On June 23, 1565, the Ottoman admiral Turgut Reis or Dragut died during the Great Siege of Malta. The siege ended with the Christian victory.
Described as the greatest disciple of Khayr al-Din Barbarus (Hayreddin Barbarossa), he emerged as a successful pupil and managed to maintain Ottoman dominance in the Mediterranean despite all the difficulties. Many historians believe that, had he lived, the siege of Malta would have succeeded.
Turgut or Dragut is considered one of the greatest military geniuses and warriors of all time. He is also known as ‘The Drawn Sword of Islam’. He was active during the reign of Sultan Suleiman the Magnificent.

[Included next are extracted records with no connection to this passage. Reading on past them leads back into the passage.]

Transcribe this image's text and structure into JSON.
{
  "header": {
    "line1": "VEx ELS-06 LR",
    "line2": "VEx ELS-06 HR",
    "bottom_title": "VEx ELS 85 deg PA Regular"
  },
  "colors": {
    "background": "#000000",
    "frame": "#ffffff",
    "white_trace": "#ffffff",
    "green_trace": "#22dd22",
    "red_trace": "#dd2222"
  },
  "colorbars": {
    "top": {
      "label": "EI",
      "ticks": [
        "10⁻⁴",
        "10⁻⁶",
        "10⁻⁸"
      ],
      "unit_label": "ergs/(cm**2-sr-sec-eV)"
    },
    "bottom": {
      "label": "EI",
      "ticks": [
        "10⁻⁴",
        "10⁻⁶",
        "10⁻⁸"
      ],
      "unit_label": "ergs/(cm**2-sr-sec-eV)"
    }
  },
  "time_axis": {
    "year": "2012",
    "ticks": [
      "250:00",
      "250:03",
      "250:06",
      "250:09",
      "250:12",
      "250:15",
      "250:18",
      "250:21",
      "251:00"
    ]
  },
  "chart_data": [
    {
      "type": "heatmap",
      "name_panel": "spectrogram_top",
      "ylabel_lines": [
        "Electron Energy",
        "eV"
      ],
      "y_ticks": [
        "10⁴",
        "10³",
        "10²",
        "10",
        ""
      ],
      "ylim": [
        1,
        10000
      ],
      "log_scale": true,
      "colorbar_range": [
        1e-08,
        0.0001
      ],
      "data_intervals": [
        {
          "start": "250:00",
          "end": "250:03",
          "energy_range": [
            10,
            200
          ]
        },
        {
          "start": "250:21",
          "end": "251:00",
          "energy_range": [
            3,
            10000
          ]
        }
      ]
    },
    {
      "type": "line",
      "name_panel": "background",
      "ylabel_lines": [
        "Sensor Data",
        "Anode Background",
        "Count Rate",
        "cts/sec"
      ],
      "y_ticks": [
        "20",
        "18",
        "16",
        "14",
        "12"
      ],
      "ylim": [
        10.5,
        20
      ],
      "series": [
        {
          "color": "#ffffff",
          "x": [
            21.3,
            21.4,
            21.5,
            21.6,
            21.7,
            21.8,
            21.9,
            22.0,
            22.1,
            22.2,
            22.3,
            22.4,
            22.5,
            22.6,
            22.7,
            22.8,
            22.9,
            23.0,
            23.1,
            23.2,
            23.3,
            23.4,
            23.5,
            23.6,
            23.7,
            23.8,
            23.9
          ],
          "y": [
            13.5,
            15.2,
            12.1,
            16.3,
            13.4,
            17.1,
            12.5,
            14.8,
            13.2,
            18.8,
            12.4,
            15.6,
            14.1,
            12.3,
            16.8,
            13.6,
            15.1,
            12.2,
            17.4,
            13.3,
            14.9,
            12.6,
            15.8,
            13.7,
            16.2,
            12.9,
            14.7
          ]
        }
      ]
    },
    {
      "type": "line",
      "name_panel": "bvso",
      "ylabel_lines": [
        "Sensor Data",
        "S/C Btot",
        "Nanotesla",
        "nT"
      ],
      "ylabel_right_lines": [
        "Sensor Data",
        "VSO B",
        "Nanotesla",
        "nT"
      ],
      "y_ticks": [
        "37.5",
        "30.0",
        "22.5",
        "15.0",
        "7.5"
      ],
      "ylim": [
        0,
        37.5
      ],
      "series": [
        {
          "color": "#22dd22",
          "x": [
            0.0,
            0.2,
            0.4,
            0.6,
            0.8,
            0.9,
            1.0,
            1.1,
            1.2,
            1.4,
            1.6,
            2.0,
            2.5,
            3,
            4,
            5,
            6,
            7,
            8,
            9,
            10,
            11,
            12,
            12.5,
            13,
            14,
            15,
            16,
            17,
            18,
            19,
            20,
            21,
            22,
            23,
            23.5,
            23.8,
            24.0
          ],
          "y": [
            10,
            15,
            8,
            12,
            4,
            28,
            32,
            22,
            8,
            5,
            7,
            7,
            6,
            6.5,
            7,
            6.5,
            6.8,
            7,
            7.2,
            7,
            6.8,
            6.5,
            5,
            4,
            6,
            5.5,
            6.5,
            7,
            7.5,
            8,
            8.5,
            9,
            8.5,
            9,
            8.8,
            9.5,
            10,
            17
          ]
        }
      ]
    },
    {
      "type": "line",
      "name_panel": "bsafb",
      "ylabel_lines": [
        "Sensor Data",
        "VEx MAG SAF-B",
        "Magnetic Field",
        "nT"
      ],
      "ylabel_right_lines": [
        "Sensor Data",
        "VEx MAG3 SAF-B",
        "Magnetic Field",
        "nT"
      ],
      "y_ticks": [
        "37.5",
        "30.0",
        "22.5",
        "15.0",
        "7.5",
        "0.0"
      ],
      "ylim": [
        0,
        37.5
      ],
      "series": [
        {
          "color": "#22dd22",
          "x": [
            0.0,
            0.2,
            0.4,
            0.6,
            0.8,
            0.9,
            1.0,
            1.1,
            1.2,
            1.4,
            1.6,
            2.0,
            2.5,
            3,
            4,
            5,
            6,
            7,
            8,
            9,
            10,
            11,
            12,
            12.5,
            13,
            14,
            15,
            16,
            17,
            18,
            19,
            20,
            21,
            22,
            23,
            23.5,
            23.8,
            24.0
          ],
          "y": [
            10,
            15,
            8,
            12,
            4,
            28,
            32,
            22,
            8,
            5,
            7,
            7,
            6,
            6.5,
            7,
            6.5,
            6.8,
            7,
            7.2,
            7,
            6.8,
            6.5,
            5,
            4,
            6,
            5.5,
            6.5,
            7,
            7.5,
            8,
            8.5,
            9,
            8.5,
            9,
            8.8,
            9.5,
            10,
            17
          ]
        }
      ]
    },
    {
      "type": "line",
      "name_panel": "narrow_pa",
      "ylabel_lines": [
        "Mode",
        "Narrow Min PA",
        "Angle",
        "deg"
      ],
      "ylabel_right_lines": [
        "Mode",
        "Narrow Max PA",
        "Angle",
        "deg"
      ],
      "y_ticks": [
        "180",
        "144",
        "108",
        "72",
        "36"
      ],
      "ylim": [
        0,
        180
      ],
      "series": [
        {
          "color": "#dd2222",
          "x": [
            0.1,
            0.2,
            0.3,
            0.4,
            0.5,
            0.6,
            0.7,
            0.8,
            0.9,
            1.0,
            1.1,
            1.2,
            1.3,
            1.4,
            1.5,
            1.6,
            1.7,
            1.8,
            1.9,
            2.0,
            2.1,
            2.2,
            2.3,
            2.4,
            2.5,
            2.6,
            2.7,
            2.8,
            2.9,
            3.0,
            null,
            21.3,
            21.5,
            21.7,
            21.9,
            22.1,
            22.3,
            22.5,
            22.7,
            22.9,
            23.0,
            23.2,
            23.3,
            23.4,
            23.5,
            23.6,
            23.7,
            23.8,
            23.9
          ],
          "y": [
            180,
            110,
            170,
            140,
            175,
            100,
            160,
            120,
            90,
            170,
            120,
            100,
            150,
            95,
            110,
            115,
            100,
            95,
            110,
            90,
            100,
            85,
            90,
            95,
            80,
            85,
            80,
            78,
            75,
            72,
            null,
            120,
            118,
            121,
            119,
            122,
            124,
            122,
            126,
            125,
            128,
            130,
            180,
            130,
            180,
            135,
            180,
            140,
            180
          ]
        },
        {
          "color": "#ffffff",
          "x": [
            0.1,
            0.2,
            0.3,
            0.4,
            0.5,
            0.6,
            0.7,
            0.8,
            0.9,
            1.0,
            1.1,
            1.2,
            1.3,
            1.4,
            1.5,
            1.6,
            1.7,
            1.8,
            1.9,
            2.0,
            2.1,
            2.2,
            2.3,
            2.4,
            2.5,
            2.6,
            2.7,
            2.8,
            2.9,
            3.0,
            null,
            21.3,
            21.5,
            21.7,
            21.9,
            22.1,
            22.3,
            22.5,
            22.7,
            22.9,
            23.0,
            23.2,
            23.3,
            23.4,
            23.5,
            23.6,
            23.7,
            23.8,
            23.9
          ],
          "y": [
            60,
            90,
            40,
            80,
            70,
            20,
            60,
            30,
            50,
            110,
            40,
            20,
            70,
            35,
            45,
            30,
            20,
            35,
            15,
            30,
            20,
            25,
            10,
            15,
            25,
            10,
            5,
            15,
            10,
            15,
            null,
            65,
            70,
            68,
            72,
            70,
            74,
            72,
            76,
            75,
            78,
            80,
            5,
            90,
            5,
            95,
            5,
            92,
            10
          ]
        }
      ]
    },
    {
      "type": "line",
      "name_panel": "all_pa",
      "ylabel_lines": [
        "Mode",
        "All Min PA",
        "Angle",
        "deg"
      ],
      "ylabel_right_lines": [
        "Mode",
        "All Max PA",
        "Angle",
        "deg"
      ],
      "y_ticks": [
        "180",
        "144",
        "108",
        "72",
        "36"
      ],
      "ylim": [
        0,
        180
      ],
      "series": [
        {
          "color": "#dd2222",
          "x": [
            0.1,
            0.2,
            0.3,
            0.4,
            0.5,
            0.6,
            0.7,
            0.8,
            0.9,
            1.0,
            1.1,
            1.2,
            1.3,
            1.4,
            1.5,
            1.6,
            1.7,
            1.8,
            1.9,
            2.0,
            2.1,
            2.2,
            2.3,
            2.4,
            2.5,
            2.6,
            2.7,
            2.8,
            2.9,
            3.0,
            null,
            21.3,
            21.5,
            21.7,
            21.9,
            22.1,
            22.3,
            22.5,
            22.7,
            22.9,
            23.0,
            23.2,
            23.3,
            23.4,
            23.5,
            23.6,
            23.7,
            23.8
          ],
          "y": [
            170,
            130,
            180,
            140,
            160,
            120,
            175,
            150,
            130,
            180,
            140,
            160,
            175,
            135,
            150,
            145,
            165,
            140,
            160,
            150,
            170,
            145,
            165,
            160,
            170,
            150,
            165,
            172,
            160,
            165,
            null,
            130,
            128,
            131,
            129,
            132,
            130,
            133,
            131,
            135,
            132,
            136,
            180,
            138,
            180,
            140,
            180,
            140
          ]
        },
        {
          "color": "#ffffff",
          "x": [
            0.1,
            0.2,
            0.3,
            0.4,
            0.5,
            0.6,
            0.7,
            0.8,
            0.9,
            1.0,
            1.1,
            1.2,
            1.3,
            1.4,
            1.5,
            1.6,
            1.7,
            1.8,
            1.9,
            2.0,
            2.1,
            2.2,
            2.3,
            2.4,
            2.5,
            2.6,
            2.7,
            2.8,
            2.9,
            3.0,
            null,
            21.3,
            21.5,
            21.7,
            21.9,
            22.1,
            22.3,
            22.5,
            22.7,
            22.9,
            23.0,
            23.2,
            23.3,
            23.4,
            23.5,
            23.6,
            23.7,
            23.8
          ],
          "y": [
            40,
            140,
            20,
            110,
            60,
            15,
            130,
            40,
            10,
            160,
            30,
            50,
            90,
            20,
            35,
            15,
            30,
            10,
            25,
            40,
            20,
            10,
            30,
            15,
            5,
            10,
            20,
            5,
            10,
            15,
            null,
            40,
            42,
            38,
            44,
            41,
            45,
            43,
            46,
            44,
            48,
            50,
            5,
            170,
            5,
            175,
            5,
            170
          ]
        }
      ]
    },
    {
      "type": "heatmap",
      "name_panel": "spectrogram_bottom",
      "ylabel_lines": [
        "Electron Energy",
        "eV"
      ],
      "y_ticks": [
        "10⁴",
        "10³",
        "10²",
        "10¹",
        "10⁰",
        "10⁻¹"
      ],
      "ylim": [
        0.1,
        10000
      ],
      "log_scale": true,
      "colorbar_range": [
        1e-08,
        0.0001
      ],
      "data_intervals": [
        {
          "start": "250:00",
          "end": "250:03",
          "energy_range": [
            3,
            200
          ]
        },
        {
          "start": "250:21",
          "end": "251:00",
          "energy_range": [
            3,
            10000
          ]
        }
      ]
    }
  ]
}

There are different accounts of Turgut’s death. One of them is that Turgut was dissatisfied with a Turkish gunner who was aiming his cannon too high. He told the man to lower it. Still too high. He ordered him to it lower still more, but this final time the trajectory was too low, with disastrous consequences.
The ball glanced against a trench and chipped off a stone that ricocheted back and hit Turgut in the temple. Turgut’s turban absorbed some of the shocks, possibly preventing him from being killed outright, but the shock was severe.
Blood flowed out of his mouth, perhaps even his ear and eye, and he lost the power of speech. Staff officers, appalled, quickly covered the still breathing Turgut and carried him back to Mustapha’s own tent at the Marsa, worried that news of his injury might spread and alarm the men.